Kenan Kocak:

Kenan Kocak: "Wir müssen uns für unseren Aufwand auch belohnen." / SV Waldhof peilt Sieg in Pfullendorf an

Kenan Kocak: „Wir müssen uns für unseren Aufwand auch belohnen.“ / SV Waldhof peilt Sieg in Pfullendorf an

Archiv | erstellt am Fr. 04.10.2013

Erst in der Nachspielzeit kassierten sie den Ausgleich gegen den 1.FC Kaiserslautern II und sind deshalb seit vier Spielen ohne „Dreier“. „Es ist schade, dass sich die Mannschaft nicht für die gute Leistung belohnen konnte“, sagt Coach Kenan Kocak. Die nächste Möglichkeit, in die Erfolgsspur zurückzukehren, gibt es morgen Nachmittag (14 Uhr) beim SC Pfullendorf.

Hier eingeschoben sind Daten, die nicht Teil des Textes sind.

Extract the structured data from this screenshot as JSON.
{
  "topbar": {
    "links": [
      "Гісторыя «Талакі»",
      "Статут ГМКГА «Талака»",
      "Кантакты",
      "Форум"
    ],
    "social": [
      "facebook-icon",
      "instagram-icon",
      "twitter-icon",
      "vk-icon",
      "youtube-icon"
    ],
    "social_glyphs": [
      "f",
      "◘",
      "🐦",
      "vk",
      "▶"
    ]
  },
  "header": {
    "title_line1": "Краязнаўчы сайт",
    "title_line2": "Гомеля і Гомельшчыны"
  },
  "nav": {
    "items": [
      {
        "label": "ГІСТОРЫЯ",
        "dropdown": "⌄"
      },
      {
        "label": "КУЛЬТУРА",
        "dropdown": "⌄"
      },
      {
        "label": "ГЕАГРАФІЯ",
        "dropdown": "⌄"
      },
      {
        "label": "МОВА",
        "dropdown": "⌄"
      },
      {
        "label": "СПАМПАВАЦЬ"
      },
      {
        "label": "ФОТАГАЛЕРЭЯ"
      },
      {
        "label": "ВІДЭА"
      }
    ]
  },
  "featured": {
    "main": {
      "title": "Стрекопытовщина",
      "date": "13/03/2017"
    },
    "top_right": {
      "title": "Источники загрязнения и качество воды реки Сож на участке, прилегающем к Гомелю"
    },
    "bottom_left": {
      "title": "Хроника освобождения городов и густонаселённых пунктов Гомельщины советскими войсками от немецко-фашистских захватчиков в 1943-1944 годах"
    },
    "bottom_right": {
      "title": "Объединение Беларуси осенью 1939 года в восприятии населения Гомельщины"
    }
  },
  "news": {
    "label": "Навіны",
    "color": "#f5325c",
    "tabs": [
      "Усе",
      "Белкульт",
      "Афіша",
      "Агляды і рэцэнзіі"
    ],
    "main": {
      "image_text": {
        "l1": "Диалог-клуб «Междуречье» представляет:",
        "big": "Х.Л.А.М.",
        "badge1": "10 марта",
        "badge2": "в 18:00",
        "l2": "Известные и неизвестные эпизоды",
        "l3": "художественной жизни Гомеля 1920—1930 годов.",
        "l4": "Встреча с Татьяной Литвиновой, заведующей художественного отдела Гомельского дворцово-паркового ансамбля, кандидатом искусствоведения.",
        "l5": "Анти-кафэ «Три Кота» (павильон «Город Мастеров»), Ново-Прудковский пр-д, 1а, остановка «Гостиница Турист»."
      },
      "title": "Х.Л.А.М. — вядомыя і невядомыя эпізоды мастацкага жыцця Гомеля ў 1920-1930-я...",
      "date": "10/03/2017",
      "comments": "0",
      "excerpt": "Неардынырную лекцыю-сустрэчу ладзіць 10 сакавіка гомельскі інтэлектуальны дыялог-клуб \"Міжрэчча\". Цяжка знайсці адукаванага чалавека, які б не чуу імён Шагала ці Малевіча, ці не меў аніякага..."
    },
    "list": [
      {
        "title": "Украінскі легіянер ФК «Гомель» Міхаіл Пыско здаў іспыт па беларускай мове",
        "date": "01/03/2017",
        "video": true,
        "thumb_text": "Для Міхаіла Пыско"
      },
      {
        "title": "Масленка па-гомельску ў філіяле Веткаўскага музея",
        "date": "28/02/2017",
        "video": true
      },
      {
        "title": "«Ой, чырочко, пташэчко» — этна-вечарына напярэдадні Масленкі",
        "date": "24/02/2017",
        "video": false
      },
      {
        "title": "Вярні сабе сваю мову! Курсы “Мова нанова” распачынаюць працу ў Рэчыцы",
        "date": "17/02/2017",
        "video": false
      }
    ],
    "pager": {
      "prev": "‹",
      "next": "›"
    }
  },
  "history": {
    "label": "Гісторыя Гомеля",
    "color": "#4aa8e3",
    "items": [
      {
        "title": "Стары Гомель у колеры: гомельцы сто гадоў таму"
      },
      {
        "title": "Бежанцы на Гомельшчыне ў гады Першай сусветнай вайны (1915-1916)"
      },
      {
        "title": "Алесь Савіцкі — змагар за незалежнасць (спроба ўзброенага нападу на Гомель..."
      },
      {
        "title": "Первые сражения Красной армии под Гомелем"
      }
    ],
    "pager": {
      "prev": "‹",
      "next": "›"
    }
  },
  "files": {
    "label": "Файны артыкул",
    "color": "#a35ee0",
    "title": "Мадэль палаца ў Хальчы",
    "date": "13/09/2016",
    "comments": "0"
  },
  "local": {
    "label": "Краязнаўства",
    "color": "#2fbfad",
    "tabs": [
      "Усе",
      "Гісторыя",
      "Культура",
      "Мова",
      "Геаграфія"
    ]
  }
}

Kenan Kocak besorgte Sponsoren, die die Hotelkosten übernehmen

Weil die Fahrt bis fast an den Bodensee zeitraubend ist und mit dem Bus mindestens vier Stunden dauert, fahren die Waldhöfer bereits heute Richtung Süden. Ausgeruht nach einer Hotelübernachtung in Pfullendorf, soll dann morgen möglichst ein Sieg beim SCP eingefahren werden. „Ich habe ein paar Sponsoren besorgt, die die Hotelkosten zahlen“, berichtet Kocak, damit auf die finanziell klammen Mannheimer keine Zusatzkosten zukommen.

Foto: Trainer Kenan Kocak (Bildmitte) weiß um die Wichtigkeit der Begegnung beim SC Pfullendorf. Daher war für ihn wichtig, nicht am Spieltag die lange Anreise vornehmen zu müssen.

Volle Konzentration ist laut Kocak nötig, wenn es beim SCP keine böse Überraschung geben soll, denn der Tabellenstand des Gegners, der Letzter ist, stellt eher eine Gefahr dar, als dass er für Beruhigung sorgen würde. „Wir können nur erfolgreich sein, wenn jeder Spieler 100 Prozent abruft und wir als Mannschaft zu 100 Prozent zusammenarbeiten“, fordert Kocak volle Hingabe für die Aufgabe in Pfullendorf: „80 Prozent reichen bei uns nicht aus, dann verlieren wir jedes Spiel in dieser Liga.“

„Für den Aufwand belohnen.“

Der Trainer ist also gewarnt und versucht das auf seine Spieler zu übertragen, damit es in der Tabelle wieder nach oben geht. Bittere Punktverluste gab es für Kocak in den zurückliegenden Wochen schließlich schon genug. „In Kassel, gegen Neckarelz und den FCK hätten wir gewinnen können, dann würde es jetzt deutlich besser aussehen“, sagt der Coach, der von seinem Team verlangt, einfach weiter Gas zu geben, damit auch das Glück wieder an den Alsenweg zurückkehrt.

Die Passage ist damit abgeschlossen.